Cette province a de grands lacs, d’épaisses forêts, un terroir fertile en grains & en pâturages, & des rivieres profondes & poissonneuses, sur-tout en saumons.

La contrée d’Ulster étoit anciennement partagée entre les Erdini qui occupoient Fermanagh & les environs ; les Venicnii qui avoient une partie du comté de Dunnagal, les Robognii qui possédoient Londonderry, Antrim & partie de Tyronne, les Volentii qui demeuroient autour d’Armaph, les Darni qui habitoient aux environs de Down & les parties occidentales.

Tir-Owen soumit tout ce pays aux Anglois, qui le divisent actuellement en dix comtés : cinq de ces comtés, savoir Louth, Down, Antrim, Londonderry & Dunnagal confinent à la mer ; les cinq autres, savoir Tyronne, Armagh, Fermanagh, Monaghan & Cavan sont dans les terres. Londonderry est regardée pour être la capitale.

Ulster donne le titre de comte au frere ou à un des fils des rois d’Angleterre, qui est d’ailleurs créé duc d’Yorck. Il y a dans cette province un archevêché, six évêchés, dix villes qui ont des marchés publics, quatorze autres de commerce, trente-quatre villes ou bourgs qui députent au parlement d’Irlande, deux cens quarante paroisses, & plusieurs châteaux qui servent à la défense du pays.

Toute la province d’Ulster étant tombée à la couronne sous le regne de Jacques I. par un acte de prescription contre les rebelles, on établit une compagnie à Londres pour former de nouvelles colonies dans cette contrée. La propriété des terres fut divisée en portions médiocres, dont la plus grande ne contenoit pas plus de deux mille acres. On y fit passer des tenanciers d’Angleterre & d’Ecosse. Les Irlandois furent éloignés de tous les lieux capables de défense, & cantonnés dans les pays plats. On leur enseigna l’agriculture & les arts. On pourvut à leur sûreté dans des habitations fixes. On imposa des punitions pour le pillage & le vol. Ainsi de la plus sauvage & la plus désordonnée des provinces de l’Irlande, l’Ulster devint bientôt celle où le regne des lois & d’une heureuse culture parut le mieux établi.

Jacques I. ne souffrit plus dans ce pays-là & dans toute l’étendue de l’île d’autre autorité que celle de la loi, qui garantissoit à l’avenir le peuple du pays de toute tyrannie. La valeur des droits que les nobles exigeoient auparavant de leurs vassaux fut fixée, & toute autre exaction arbitraire défendue sous les plus rigoureuses peines.

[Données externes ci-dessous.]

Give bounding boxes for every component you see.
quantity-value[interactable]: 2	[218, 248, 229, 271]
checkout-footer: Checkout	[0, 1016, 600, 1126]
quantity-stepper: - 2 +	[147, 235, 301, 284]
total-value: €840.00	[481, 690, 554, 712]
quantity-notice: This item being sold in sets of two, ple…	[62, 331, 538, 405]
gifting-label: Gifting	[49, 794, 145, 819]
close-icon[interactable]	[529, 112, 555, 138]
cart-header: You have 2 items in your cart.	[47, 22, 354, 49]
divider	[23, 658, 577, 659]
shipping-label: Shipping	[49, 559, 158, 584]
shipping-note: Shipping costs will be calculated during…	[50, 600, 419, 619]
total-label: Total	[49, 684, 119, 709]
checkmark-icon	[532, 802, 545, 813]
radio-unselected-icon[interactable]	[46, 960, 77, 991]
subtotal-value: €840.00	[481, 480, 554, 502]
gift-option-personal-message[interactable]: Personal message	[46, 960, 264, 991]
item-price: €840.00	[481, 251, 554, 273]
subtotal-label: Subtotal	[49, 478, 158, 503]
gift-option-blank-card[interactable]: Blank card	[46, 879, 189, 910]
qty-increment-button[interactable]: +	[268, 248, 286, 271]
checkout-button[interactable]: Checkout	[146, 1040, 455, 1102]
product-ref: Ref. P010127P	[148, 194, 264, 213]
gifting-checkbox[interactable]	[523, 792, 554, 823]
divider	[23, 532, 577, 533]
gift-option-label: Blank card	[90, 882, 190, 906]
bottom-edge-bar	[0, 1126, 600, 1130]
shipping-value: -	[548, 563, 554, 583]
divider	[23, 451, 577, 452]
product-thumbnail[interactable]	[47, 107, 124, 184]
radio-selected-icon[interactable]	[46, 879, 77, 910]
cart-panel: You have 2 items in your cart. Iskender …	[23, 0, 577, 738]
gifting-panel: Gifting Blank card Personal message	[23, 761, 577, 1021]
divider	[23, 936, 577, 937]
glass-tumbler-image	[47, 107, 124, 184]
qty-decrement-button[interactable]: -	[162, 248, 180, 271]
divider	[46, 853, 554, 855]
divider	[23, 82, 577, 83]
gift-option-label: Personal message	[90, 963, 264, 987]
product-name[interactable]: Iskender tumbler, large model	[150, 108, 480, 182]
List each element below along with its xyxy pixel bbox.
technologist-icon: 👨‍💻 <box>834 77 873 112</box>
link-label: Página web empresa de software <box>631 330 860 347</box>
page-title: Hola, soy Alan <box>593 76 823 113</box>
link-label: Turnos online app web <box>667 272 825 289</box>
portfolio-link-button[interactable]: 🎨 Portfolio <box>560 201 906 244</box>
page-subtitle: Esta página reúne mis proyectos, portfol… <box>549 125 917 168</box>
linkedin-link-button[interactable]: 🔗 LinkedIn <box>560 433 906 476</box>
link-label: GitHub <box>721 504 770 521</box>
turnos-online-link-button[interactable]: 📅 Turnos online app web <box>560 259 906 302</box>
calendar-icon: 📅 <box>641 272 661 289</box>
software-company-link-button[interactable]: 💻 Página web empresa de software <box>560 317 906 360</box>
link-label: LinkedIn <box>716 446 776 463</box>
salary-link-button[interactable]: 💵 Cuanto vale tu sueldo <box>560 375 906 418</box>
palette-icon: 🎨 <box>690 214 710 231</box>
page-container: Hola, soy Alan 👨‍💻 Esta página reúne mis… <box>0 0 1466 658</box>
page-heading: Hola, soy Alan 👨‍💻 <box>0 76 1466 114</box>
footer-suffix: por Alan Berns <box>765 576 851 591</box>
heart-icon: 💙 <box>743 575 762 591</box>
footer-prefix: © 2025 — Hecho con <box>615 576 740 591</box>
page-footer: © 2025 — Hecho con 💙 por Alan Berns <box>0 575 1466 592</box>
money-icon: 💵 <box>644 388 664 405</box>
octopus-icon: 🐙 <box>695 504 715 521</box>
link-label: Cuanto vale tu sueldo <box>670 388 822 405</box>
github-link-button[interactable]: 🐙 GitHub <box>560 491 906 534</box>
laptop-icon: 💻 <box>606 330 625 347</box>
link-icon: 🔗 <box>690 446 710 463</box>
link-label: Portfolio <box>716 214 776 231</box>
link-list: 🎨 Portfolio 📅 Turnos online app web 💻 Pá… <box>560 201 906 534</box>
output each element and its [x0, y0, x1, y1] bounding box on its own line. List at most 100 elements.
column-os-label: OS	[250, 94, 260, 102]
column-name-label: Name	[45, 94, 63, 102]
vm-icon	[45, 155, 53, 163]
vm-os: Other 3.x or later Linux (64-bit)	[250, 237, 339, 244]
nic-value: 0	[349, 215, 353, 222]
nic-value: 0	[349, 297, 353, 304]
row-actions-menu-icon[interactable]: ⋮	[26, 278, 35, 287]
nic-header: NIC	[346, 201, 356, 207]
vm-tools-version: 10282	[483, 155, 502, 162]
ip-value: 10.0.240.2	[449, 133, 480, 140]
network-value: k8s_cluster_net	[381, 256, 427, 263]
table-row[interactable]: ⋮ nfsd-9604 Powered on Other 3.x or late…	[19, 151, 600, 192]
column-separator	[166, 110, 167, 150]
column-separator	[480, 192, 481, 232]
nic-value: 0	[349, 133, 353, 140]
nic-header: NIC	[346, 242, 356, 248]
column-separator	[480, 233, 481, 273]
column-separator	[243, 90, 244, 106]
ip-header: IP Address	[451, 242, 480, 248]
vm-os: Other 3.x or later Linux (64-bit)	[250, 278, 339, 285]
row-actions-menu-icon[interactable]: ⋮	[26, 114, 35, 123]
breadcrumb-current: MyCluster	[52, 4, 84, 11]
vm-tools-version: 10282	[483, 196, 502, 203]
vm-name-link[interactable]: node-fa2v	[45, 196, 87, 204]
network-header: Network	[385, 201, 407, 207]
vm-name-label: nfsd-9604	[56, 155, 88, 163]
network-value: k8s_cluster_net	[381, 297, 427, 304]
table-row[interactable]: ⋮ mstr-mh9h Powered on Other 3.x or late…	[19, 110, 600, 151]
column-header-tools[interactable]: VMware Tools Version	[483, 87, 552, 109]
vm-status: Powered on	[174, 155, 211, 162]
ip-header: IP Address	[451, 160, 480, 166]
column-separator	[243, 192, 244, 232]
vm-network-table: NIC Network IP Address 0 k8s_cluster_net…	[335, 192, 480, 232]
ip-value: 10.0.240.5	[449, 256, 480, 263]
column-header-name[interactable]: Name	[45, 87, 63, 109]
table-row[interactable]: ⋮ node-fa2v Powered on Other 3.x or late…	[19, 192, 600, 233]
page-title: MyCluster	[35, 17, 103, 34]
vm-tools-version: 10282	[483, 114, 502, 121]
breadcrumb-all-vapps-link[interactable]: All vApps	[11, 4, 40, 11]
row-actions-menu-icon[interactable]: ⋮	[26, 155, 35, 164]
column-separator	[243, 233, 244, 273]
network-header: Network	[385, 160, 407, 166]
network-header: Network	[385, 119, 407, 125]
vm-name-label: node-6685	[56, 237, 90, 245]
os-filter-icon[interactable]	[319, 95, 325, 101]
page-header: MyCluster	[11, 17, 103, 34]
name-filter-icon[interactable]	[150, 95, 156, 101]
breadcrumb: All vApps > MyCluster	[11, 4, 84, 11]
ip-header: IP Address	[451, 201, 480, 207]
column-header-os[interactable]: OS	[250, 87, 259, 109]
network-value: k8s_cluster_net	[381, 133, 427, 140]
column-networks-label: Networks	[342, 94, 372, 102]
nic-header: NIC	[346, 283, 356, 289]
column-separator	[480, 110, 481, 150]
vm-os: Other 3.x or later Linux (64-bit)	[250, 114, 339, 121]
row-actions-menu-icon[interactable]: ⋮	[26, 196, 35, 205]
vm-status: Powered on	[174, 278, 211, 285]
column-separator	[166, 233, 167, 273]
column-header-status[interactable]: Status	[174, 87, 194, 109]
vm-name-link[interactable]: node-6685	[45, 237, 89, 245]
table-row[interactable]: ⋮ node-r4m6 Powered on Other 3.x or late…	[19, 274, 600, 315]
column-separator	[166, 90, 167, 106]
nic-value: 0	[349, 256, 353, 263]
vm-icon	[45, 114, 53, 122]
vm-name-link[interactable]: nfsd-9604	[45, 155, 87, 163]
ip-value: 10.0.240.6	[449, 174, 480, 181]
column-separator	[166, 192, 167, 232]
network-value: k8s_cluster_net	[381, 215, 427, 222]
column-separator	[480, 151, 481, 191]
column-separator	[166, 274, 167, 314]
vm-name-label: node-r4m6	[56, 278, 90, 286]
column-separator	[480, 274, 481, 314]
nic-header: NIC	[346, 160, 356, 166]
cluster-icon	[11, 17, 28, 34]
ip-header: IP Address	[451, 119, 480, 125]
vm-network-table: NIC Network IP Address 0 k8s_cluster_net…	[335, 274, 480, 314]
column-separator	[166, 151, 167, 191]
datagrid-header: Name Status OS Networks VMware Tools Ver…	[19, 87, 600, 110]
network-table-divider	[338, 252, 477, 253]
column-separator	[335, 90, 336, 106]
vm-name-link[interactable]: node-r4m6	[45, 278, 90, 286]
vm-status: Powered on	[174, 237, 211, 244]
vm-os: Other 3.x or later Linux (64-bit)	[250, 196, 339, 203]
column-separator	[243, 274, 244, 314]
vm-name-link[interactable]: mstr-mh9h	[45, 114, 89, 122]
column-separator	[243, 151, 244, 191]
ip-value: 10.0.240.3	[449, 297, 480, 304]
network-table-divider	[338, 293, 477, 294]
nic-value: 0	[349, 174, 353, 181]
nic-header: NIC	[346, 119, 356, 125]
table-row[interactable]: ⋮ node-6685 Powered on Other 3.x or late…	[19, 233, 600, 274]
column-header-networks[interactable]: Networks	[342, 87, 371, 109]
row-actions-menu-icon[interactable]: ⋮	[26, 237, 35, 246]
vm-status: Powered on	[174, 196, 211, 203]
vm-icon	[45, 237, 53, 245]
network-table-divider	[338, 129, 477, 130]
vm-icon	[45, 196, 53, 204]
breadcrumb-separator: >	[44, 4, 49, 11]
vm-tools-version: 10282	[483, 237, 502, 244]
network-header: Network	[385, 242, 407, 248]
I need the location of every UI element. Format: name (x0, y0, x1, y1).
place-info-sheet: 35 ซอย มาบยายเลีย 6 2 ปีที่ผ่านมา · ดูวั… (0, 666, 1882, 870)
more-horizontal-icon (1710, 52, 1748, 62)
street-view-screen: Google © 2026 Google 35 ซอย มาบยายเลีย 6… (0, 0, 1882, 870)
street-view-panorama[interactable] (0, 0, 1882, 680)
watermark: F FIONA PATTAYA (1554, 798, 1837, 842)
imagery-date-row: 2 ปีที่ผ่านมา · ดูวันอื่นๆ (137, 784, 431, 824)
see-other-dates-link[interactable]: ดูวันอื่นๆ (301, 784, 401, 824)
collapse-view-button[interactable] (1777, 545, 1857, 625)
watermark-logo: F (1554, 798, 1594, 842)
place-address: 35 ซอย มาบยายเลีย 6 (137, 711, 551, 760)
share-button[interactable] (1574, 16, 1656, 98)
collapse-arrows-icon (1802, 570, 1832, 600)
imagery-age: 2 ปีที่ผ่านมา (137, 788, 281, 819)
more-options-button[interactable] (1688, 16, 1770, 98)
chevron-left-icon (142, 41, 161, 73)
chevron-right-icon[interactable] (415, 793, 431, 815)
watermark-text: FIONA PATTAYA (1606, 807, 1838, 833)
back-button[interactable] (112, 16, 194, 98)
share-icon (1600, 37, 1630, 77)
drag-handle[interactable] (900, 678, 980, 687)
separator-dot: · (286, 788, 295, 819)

Telles furent les mesures par lesquelles Jacques I. introduisit l’humanité & la justice dans une nation qui n’étoit jamais sortie jusqu’alors de la plus profonde barbarie, & de la plus odieuse férocité. Nobles soins ! fort supérieurs à la vaine & criminelle gloire de conquérans, mais qui demandent des siecles d’attention & de persévérance pour conduire de si beaux commencemens à leur pleine maturité. (D. J.)